Sunway Bhd is poised to benefit from increased patient traffic at its hospitals if the Malaysian government proceeds with the proposed Employees Provident Fund (EPF)-funded health insurance scheme, according to a report by MIDF Research.
The research house noted that the scheme, which would allow EPF members to voluntarily utilise funds from Account 2 for health insurance, is anticipated to widen access to faster and higher-quality private healthcare services. The initiative stands to impact approximately 16 million EPF members.
MIDF Research stated that the scheme would benefit Sunway Healthcare Group (SHG), a subsidiary of Sunway Bhd, which currently operates five hospitals across Malaysia. The initiative is expected to drive an increase in outpatient numbers and hospital admissions by improving accessibility to private healthcare services.
The report added that the potential gains from this scheme are likely to offset the projected mild downside from the introduction of the Diagnosis-Related Group (DRG) payment model. This new system, which affects both public and private hospitals, categorises treatments into standardised fixed-rate bands to control medical cost inflation.
Sunway’s healthcare division has been a significant contributor to group earnings, accounting for 14% of its profit before tax (PBT) for the financial year ended 31 December 2024. However, this contribution declined to 10% in the first quarter ended 31 March 2025 due to start-up losses from Sunway Medical Centre (SMC) Damansara and pre-operational expenses at SMC Ipoh.
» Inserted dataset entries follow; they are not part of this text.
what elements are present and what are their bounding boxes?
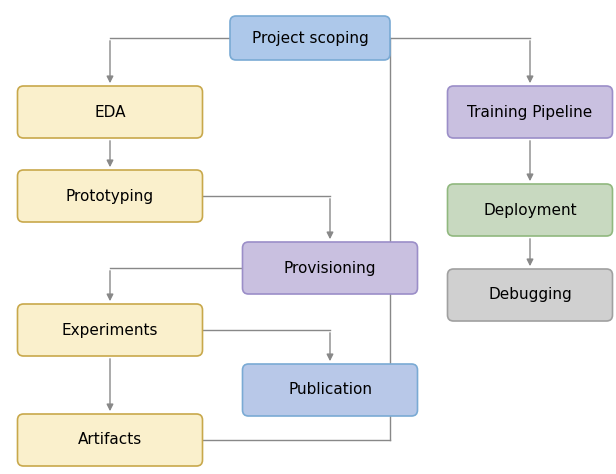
Text: Publication: Publication <box>288 383 372 398</box>
Text: Project scoping: Project scoping <box>251 30 368 46</box>
Text: EDA: EDA <box>94 104 126 119</box>
FancyBboxPatch shape <box>17 170 203 222</box>
Text: Deployment: Deployment <box>483 202 577 218</box>
FancyBboxPatch shape <box>17 414 203 466</box>
FancyBboxPatch shape <box>230 16 390 60</box>
FancyBboxPatch shape <box>447 184 612 236</box>
FancyBboxPatch shape <box>447 86 612 138</box>
Text: Prototyping: Prototyping <box>66 189 154 203</box>
Text: Training Pipeline: Training Pipeline <box>468 104 593 119</box>
FancyBboxPatch shape <box>447 269 612 321</box>
Text: Provisioning: Provisioning <box>284 261 376 275</box>
FancyBboxPatch shape <box>243 242 418 294</box>
Text: Artifacts: Artifacts <box>78 432 142 447</box>
FancyBboxPatch shape <box>243 364 418 416</box>
Text: Experiments: Experiments <box>62 322 158 337</box>
FancyBboxPatch shape <box>17 304 203 356</box>
FancyBboxPatch shape <box>17 86 203 138</box>
Text: Debugging: Debugging <box>488 288 572 302</box>
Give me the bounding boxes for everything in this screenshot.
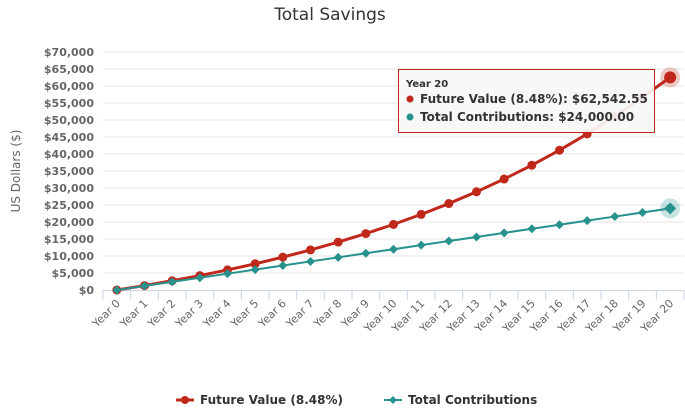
x-tick-label: Year 3 (172, 297, 206, 331)
y-tick-label: $25,000 (44, 199, 94, 212)
data-point (638, 207, 647, 217)
tooltip-header: Year 20 (405, 79, 448, 90)
x-tick-label: Year 0 (89, 297, 123, 331)
y-tick-label: $5,000 (52, 267, 95, 280)
data-point (664, 71, 677, 84)
tooltip-bullet (406, 95, 414, 103)
x-tick-label: Year 8 (310, 297, 344, 331)
y-tick-label: $70,000 (44, 46, 94, 59)
x-tick-label: Year 5 (227, 297, 261, 331)
series-group (112, 67, 681, 295)
y-tick-label: $10,000 (44, 250, 94, 263)
legend-item[interactable]: Total Contributions (384, 393, 537, 407)
chart-title: Total Savings (273, 5, 386, 25)
y-tick-label: $20,000 (44, 216, 94, 229)
x-tick-label: Year 2 (144, 297, 178, 331)
data-point (389, 219, 398, 229)
data-point (664, 202, 677, 215)
data-point (333, 237, 343, 247)
y-tick-label: $65,000 (44, 63, 94, 76)
legend-marker-diamond (389, 396, 397, 404)
y-tick-label: $0 (79, 284, 95, 297)
x-tick-label: Year 1 (117, 297, 151, 331)
y-axis-label: US Dollars ($) (9, 130, 23, 213)
data-point (140, 281, 149, 291)
data-point (195, 273, 205, 283)
data-point (250, 259, 260, 269)
data-point (416, 240, 426, 250)
x-tick-label: Year 4 (200, 297, 234, 331)
data-point (306, 245, 315, 255)
data-point (555, 145, 564, 155)
legend-label: Total Contributions (408, 393, 537, 407)
y-axis-ticks: $0 $5,000 $10,000 $15,000 $20,000 $25,000 $30,… (44, 46, 94, 297)
data-point (444, 236, 454, 246)
data-point (527, 160, 537, 170)
x-tick-label: Year 7 (283, 297, 317, 331)
x-tick-label: Year 6 (255, 297, 289, 331)
data-point (361, 248, 371, 258)
data-point (499, 174, 509, 184)
y-tick-label: $35,000 (44, 165, 94, 178)
data-point (416, 209, 426, 219)
data-point (527, 224, 537, 234)
data-point (610, 212, 620, 222)
data-point (499, 228, 509, 238)
y-tick-label: $55,000 (44, 97, 94, 110)
legend-label: Future Value (8.48%) (200, 393, 343, 407)
tooltip-line: Total Contributions: $24,000.00 (420, 110, 634, 124)
data-point (306, 256, 315, 266)
data-point (361, 229, 371, 239)
y-tick-label: $50,000 (44, 114, 94, 127)
data-point (555, 220, 564, 230)
tooltip-line: Future Value (8.48%): $62,542.55 (420, 92, 648, 106)
data-point (472, 187, 481, 197)
legend-marker-circle (181, 396, 189, 404)
data-point (278, 252, 288, 262)
legend-item[interactable]: Future Value (8.48%) (176, 393, 343, 407)
y-tick-label: $40,000 (44, 148, 94, 161)
tooltip: Year 20 Future Value (8.48%): $62,542.55 T… (398, 69, 655, 133)
legend: Future Value (8.48%) Total Contributions (176, 393, 537, 407)
data-point (167, 277, 177, 287)
data-point (389, 244, 398, 254)
tooltip-bullet (406, 113, 414, 121)
data-point (333, 252, 343, 262)
y-tick-label: $30,000 (44, 182, 94, 195)
data-point (223, 269, 232, 279)
data-point (278, 261, 288, 271)
y-tick-label: $45,000 (44, 131, 94, 144)
data-point (250, 265, 260, 275)
data-point (472, 232, 481, 242)
y-tick-label: $15,000 (44, 233, 94, 246)
y-tick-label: $60,000 (44, 80, 94, 93)
data-point (112, 285, 122, 295)
tooltip-box (398, 69, 655, 133)
data-point (444, 199, 454, 209)
data-point (582, 216, 592, 226)
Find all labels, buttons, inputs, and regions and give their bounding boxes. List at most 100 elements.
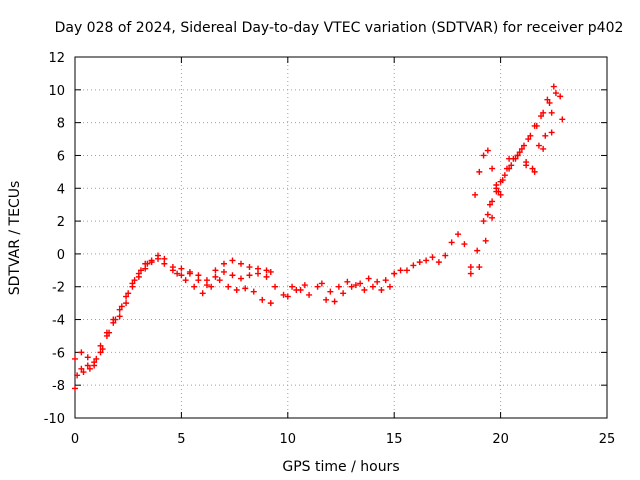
data-point <box>237 260 244 267</box>
data-point <box>527 132 534 139</box>
chart-title: Day 028 of 2024, Sidereal Day-to-day VTE… <box>55 20 624 36</box>
data-point <box>199 290 206 297</box>
data-point <box>429 254 436 261</box>
data-point <box>233 287 240 294</box>
data-point <box>382 277 389 284</box>
data-point <box>423 257 430 264</box>
data-markers <box>72 83 566 392</box>
data-point <box>72 385 78 392</box>
data-point <box>331 298 338 305</box>
data-point <box>116 306 123 313</box>
y-tick-label: -2 <box>52 281 65 296</box>
data-point <box>242 285 249 292</box>
data-point <box>169 264 176 271</box>
data-point <box>352 282 359 289</box>
y-tick-label: -10 <box>44 412 65 427</box>
series-satellite-track-8 <box>284 278 393 300</box>
data-point <box>480 152 487 159</box>
data-point <box>250 288 257 295</box>
data-point <box>246 272 253 279</box>
data-point <box>97 342 104 349</box>
data-point <box>237 275 244 282</box>
data-point <box>284 293 291 300</box>
y-tick-label: -8 <box>52 379 65 394</box>
data-point <box>523 162 530 169</box>
data-point <box>531 168 538 175</box>
series-satellite-track-11 <box>472 147 504 198</box>
data-point <box>529 165 536 172</box>
data-point <box>178 272 185 279</box>
data-point <box>267 300 274 307</box>
y-tick-label: 4 <box>57 182 65 197</box>
data-point <box>348 283 355 290</box>
data-point <box>220 268 227 275</box>
data-point <box>195 277 202 284</box>
data-point <box>191 283 198 290</box>
data-point <box>116 313 123 320</box>
data-point <box>212 267 219 274</box>
data-point <box>503 165 510 172</box>
data-point <box>361 287 368 294</box>
data-point <box>263 267 270 274</box>
data-point <box>493 181 500 188</box>
data-point <box>480 218 487 225</box>
data-point <box>318 280 325 287</box>
data-point <box>506 155 513 162</box>
data-point <box>84 362 91 369</box>
data-point <box>501 172 508 179</box>
x-tick-label: 15 <box>386 432 403 447</box>
data-point <box>78 349 85 356</box>
data-point <box>365 275 372 282</box>
data-point <box>272 283 279 290</box>
data-point <box>340 290 347 297</box>
data-point <box>148 259 155 266</box>
data-point <box>403 267 410 274</box>
data-point <box>301 282 308 289</box>
data-point <box>112 316 119 323</box>
data-point <box>106 329 113 336</box>
x-tick-label: 20 <box>492 432 509 447</box>
data-point <box>72 355 78 362</box>
y-tick-label: 2 <box>57 215 65 230</box>
data-point <box>335 283 342 290</box>
data-point <box>357 280 364 287</box>
data-point <box>521 142 528 149</box>
data-point <box>467 264 474 271</box>
data-point <box>314 283 321 290</box>
data-point <box>78 365 85 372</box>
data-point <box>344 278 351 285</box>
data-point <box>518 145 525 152</box>
data-point <box>538 113 545 120</box>
data-point <box>182 277 189 284</box>
data-point <box>552 90 559 97</box>
data-point <box>289 283 296 290</box>
data-point <box>263 273 270 280</box>
data-point <box>489 214 496 221</box>
data-point <box>86 365 93 372</box>
data-point <box>448 239 455 246</box>
series-satellite-track-3 <box>74 260 151 379</box>
plot-frame <box>74 56 608 419</box>
data-point <box>557 93 564 100</box>
y-axis-label: SDTVAR / TECUs <box>7 181 23 296</box>
series-satellite-track-4 <box>169 257 274 284</box>
data-point <box>144 260 151 267</box>
data-point <box>246 264 253 271</box>
data-point <box>386 283 393 290</box>
data-point <box>489 165 496 172</box>
data-point <box>484 147 491 154</box>
y-tick-label: -6 <box>52 346 65 361</box>
data-point <box>174 270 181 277</box>
data-point <box>220 260 227 267</box>
x-tick-label: 25 <box>599 432 616 447</box>
data-point <box>410 262 417 269</box>
data-point <box>97 349 104 356</box>
data-point <box>369 283 376 290</box>
data-point <box>99 346 106 353</box>
data-point <box>74 372 81 379</box>
y-tick-label: 8 <box>57 117 65 132</box>
data-point <box>154 255 161 262</box>
data-point <box>255 270 262 277</box>
series-satellite-track-1 <box>72 252 176 392</box>
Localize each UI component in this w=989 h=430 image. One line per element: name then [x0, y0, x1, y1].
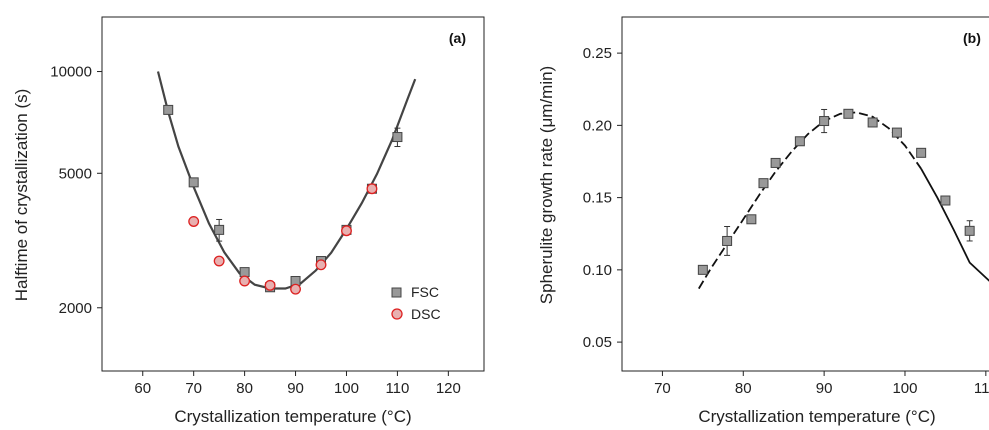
data-point-series [964, 225, 975, 236]
data-point-fsc [163, 104, 174, 115]
x-tick-label: 70 [185, 380, 202, 397]
data-point-dsc [366, 183, 378, 195]
panel-a-data-points [163, 104, 403, 295]
y-tick-label: 10000 [50, 64, 92, 81]
data-point-series [794, 136, 805, 147]
data-point-dsc [315, 259, 327, 271]
panel-a-y-axis-label: Halftime of crystallization (s) [12, 89, 31, 302]
y-tick-label: 0.05 [583, 334, 612, 351]
y-tick-label: 5000 [59, 165, 92, 182]
panel-b-frame [621, 16, 989, 372]
legend-dsc-label: DSC [411, 306, 441, 322]
panel-b-y-ticks: 0.05 0.10 0.15 0.20 0.25 [583, 45, 622, 351]
panel-b-y-axis-label: Spherulite growth rate (μm/min) [537, 66, 556, 304]
y-tick-label: 0.20 [583, 117, 612, 134]
data-point-series [940, 195, 951, 206]
panel-b-fit-curve [698, 111, 989, 290]
fit-curve-dashed [698, 111, 922, 290]
y-tick-label: 0.10 [583, 262, 612, 279]
data-point-dsc [264, 279, 276, 291]
panel-a-x-ticks: 60 70 80 90 100 110 120 [134, 371, 461, 397]
x-tick-label: 60 [134, 380, 151, 397]
data-point-dsc [290, 283, 301, 295]
panel-b-data-points [697, 108, 975, 275]
y-tick-label: 0.15 [583, 190, 612, 207]
data-point-fsc [214, 224, 225, 235]
panel-b-label: (b) [963, 30, 981, 46]
data-point-dsc [188, 216, 200, 227]
data-point-fsc [188, 177, 199, 188]
x-tick-label: 110 [974, 380, 989, 397]
x-tick-label: 70 [654, 380, 671, 397]
data-point-fsc [239, 267, 250, 278]
panel-b-x-axis-label: Crystallization temperature (°C) [698, 407, 935, 426]
x-tick-label: 100 [334, 380, 359, 397]
legend-fsc-marker [391, 287, 402, 298]
panel-a-frame [101, 16, 485, 372]
panel-a-label: (a) [449, 30, 466, 46]
data-point-series [697, 264, 708, 275]
x-tick-label: 90 [816, 380, 833, 397]
x-tick-label: 120 [436, 380, 461, 397]
data-point-dsc [213, 255, 225, 267]
data-point-series [843, 108, 854, 119]
panel-a-y-ticks: 2000 5000 10000 [50, 64, 102, 317]
fit-curve-solid [920, 168, 989, 282]
data-point-series [722, 235, 733, 246]
panel-a-chart: (a) Crystallization temperature (°C) Hal… [12, 16, 485, 426]
panel-a-x-axis-label: Crystallization temperature (°C) [174, 407, 411, 426]
x-tick-label: 90 [287, 380, 304, 397]
data-point-series [819, 116, 830, 127]
data-point-series [758, 178, 769, 189]
data-point-series [891, 127, 902, 138]
data-point-series [916, 147, 927, 158]
data-point-series [746, 214, 757, 225]
y-tick-label: 2000 [59, 300, 92, 317]
x-tick-label: 110 [385, 380, 409, 397]
x-tick-label: 100 [892, 380, 917, 397]
legend-dsc-marker [391, 308, 403, 320]
panel-b-chart: (b) Crystallization temperature (°C) Sph… [537, 16, 989, 426]
x-tick-label: 80 [735, 380, 752, 397]
data-point-series [770, 157, 781, 168]
y-tick-label: 0.25 [583, 45, 612, 62]
data-point-dsc [341, 225, 352, 237]
data-point-dsc [239, 275, 251, 287]
legend-fsc-label: FSC [411, 284, 439, 300]
panel-a-legend: FSC DSC [391, 284, 441, 322]
data-point-fsc [392, 132, 403, 143]
panel-b-x-ticks: 70 80 90 100 110 [654, 371, 989, 397]
x-tick-label: 80 [236, 380, 253, 397]
data-point-series [867, 117, 878, 128]
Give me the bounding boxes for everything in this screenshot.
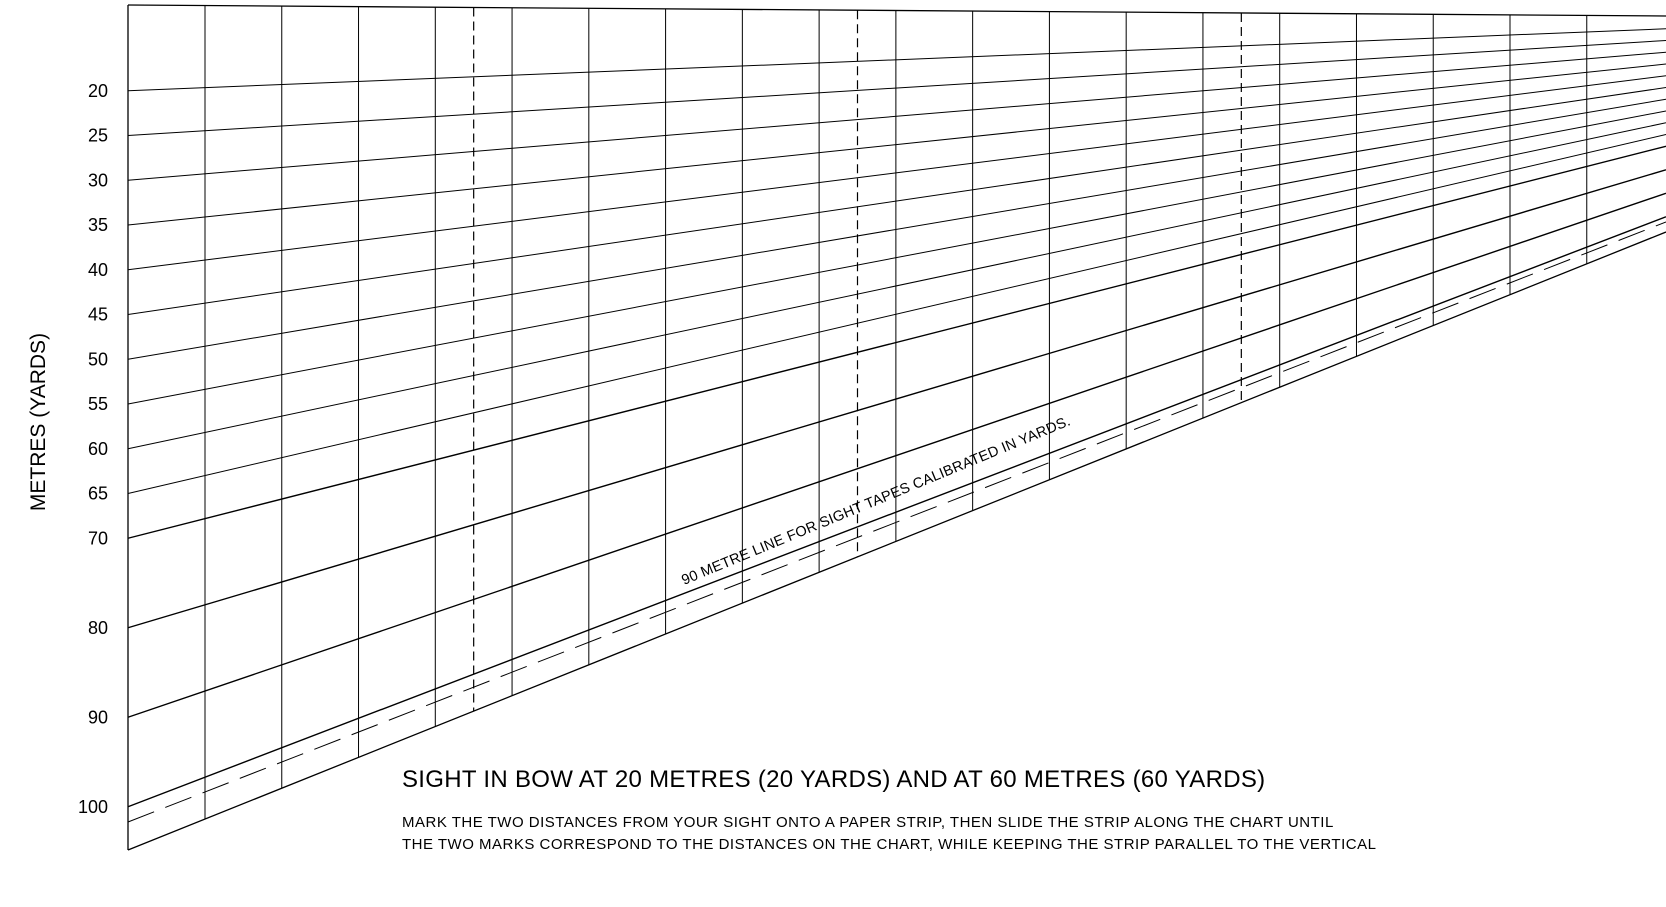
chart-frame <box>127 4 1666 851</box>
tick-label-100: 100 <box>78 797 108 817</box>
instructions-line-2: THE TWO MARKS CORRESPOND TO THE DISTANCE… <box>402 836 1376 853</box>
tick-label-90: 90 <box>88 707 108 727</box>
distance-line-60 <box>127 122 1666 450</box>
distance-line-65 <box>127 134 1666 494</box>
distance-line-55 <box>127 110 1666 405</box>
tick-label-20: 20 <box>88 81 108 101</box>
reference-line <box>127 221 1666 823</box>
tick-label-80: 80 <box>88 618 108 638</box>
grid-lines <box>204 5 1588 820</box>
tick-label-70: 70 <box>88 528 108 548</box>
distance-line-30 <box>127 51 1666 181</box>
instructions-line-1: MARK THE TWO DISTANCES FROM YOUR SIGHT O… <box>402 814 1334 831</box>
tick-label-35: 35 <box>88 215 108 235</box>
distance-line-90 <box>127 192 1666 718</box>
tick-label-60: 60 <box>88 439 108 459</box>
tick-label-45: 45 <box>88 305 108 325</box>
tick-label-65: 65 <box>88 484 108 504</box>
distance-line-50 <box>127 98 1666 360</box>
distance-tick-labels: 20 25 30 35 40 45 50 55 60 65 70 80 90 100 <box>78 81 108 817</box>
tick-label-40: 40 <box>88 260 108 280</box>
distance-line-80 <box>127 169 1666 629</box>
tick-label-25: 25 <box>88 126 108 146</box>
frame-top <box>127 4 1666 17</box>
distance-line-25 <box>127 40 1666 136</box>
instructions-title: SIGHT IN BOW AT 20 METRES (20 YARDS) AND… <box>402 766 1265 793</box>
reference-line-group <box>127 221 1666 823</box>
tick-label-30: 30 <box>88 170 108 190</box>
tick-label-55: 55 <box>88 394 108 414</box>
distance-line-20 <box>127 28 1666 92</box>
distance-lines <box>127 28 1666 808</box>
distance-line-70 <box>127 145 1666 539</box>
distance-line-45 <box>127 87 1666 315</box>
frame-bottom-edge <box>127 231 1666 851</box>
y-axis-title: METRES (YARDS) <box>27 333 50 511</box>
distance-line-100 <box>127 216 1666 808</box>
tick-label-50: 50 <box>88 349 108 369</box>
reference-line-label: 90 METRE LINE FOR SIGHT TAPES CALIBRATED… <box>679 413 1073 588</box>
distance-line-35 <box>127 63 1666 226</box>
distance-line-40 <box>127 75 1666 271</box>
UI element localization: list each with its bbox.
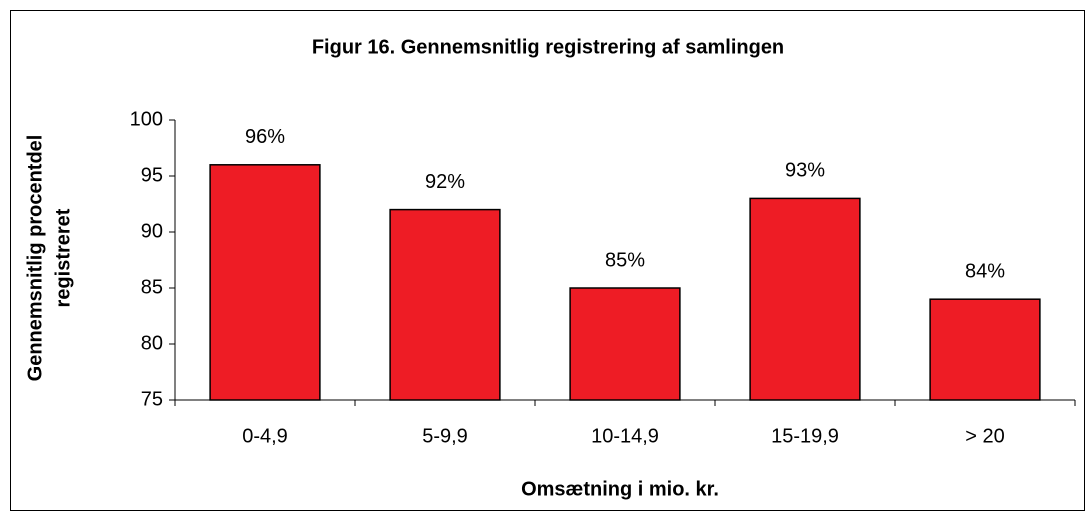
bar bbox=[389, 208, 501, 401]
x-axis-title: Omsætning i mio. kr. bbox=[521, 478, 719, 500]
x-tick-label: > 20 bbox=[965, 425, 1004, 447]
y-tick-label: 90 bbox=[141, 220, 163, 242]
y-tick-label: 80 bbox=[141, 332, 163, 354]
y-axis-title: registreret bbox=[52, 208, 74, 307]
x-tick-label: 5-9,9 bbox=[422, 425, 468, 447]
bar bbox=[569, 287, 681, 401]
bar bbox=[929, 298, 1041, 401]
x-tick-label: 0-4,9 bbox=[242, 425, 288, 447]
y-tick-label: 100 bbox=[130, 108, 163, 130]
value-label: 93% bbox=[785, 160, 825, 182]
bar bbox=[749, 197, 861, 401]
value-label: 85% bbox=[605, 249, 645, 271]
bar bbox=[209, 164, 321, 401]
y-tick-label: 85 bbox=[141, 276, 163, 298]
value-label: 92% bbox=[425, 171, 465, 193]
x-tick-label: 15-19,9 bbox=[771, 425, 839, 447]
chart-title: Figur 16. Gennemsnitlig registrering af … bbox=[312, 36, 784, 58]
y-tick-label: 95 bbox=[141, 164, 163, 186]
value-label: 84% bbox=[965, 260, 1005, 282]
chart-frame bbox=[10, 10, 1085, 511]
y-tick-label: 75 bbox=[141, 388, 163, 410]
x-tick-label: 10-14,9 bbox=[591, 425, 659, 447]
value-label: 96% bbox=[245, 126, 285, 148]
y-axis-title: Gennemsnitlig procentdel bbox=[24, 135, 46, 382]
As of now, SHG operates with 1,647 licensed beds and is targeting an expansion to 3,000 beds by 2030 through the development of new facilities. In April 2025, SHG entered into an agreement with Putrajaya Holdings Sdn Bhd to develop a 325-bed hospital in Putrajaya. The group is also exploring the establishment of its first hospital in Seremban as part of a transit-oriented development in the area.
MIDF Research views SHG’s expansion strategy as a driver of future earnings growth, alongside increasing contributions from Malaysia’s medical tourism sector, bolstered by the group’s strong industry reputation.
On the broader corporate outlook, Sunway Bhd posted a robust performance in FY2024, recording a 51.3% year-on-year increase in earnings to RM1.06 billion, driven by substantial contributions from projects in Singapore. However, the research house anticipates normalised earnings in FY2025, primarily supported by the property investment and construction divisions.
MIDF Research has maintained a “neutral” recommendation on Sunway Bhd, with an unchanged target price of RM4.86 per share.